Cilantro is an herb that belongs to the parsley family, and is also referred to as Mexican parsley or Chinese parsley.The seeds that cilantro grows from are called coriander seeds. The herb originated in southwestern Europe, and was cultivated as early as 5,000 B.C. Ancient Egyptians used cilantro, and the Bible refers to coriander seed (Exodus 16:31). Cilantro grown in the garden can be transplanted into small containers.
Fill flower pots half full with potting mix. Create a small well in the center of the potting mix to create a cup for the cilantro plant's root ball.

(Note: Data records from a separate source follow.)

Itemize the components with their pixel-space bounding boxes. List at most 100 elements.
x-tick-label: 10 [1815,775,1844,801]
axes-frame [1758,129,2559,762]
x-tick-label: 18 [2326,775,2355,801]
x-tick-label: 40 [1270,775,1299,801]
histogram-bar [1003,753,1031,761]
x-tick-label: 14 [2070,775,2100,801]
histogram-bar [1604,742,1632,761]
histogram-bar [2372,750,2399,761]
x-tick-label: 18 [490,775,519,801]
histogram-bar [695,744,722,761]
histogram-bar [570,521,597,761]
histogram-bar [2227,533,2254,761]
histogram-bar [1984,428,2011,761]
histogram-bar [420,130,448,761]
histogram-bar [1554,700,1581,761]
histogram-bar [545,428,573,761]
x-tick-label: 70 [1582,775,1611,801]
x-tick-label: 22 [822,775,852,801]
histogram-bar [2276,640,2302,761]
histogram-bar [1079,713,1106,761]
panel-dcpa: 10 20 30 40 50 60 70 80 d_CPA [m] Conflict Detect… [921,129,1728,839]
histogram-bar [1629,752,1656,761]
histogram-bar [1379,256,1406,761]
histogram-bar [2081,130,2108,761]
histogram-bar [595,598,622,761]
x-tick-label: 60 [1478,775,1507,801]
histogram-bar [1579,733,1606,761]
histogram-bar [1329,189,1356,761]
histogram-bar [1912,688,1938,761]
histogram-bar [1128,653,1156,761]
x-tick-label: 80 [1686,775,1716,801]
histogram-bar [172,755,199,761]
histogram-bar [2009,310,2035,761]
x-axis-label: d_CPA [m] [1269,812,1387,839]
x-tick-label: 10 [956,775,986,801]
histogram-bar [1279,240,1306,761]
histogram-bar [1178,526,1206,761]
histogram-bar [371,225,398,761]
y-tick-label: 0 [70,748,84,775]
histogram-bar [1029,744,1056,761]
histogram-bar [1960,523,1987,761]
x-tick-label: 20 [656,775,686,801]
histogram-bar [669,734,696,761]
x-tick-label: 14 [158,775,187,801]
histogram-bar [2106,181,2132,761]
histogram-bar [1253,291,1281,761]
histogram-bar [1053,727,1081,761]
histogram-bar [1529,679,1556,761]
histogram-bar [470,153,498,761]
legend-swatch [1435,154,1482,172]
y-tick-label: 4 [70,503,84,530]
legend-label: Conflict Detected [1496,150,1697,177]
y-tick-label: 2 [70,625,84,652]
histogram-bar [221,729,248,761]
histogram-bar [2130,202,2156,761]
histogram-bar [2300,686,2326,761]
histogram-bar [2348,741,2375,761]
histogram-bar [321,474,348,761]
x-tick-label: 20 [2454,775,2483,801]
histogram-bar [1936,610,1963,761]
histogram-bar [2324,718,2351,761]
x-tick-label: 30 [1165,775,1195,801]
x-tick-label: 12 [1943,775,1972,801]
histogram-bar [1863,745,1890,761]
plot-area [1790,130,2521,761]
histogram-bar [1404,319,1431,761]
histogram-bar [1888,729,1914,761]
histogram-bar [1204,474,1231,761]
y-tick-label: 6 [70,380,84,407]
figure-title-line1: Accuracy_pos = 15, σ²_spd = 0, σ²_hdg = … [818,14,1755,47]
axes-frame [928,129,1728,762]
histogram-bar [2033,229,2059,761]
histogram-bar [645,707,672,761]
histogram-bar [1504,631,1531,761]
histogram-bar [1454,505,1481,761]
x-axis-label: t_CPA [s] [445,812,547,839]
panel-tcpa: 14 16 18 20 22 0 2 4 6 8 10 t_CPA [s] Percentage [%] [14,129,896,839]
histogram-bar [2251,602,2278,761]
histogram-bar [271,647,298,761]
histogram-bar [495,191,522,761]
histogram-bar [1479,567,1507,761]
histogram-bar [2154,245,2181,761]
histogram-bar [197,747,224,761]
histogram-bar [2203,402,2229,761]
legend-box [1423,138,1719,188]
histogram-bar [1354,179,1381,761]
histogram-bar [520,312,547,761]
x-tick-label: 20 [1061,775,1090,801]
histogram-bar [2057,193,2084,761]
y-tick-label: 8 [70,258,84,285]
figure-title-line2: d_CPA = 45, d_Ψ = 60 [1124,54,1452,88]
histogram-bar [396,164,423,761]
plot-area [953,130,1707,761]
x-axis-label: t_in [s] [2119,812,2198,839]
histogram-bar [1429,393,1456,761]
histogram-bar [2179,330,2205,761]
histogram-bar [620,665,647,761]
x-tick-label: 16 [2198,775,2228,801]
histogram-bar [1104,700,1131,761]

Use a hand trowel to carefully dig up the earth around a bunch of cilantro. The plant's root system is very thin and delicate. It is impossible to keep all of the roots unbroken, but with careful digging, most roots remain healthy and intact.
Shake excess soil from the roots of the cilantro plant. If the soil was unusually hard and clay-like, rinse the roots in a pot of water to remove the hard soil deposits.
Place the root ball into the potting and mix well in the center of the flower pot. Use your fingers to fan out the roots evenly.
Fill the rest of the flower pot with more potting mix. Do not tamp the potting mix down. Water to moisten the potting mix. Rewater when the potting mix feels dry to the touch.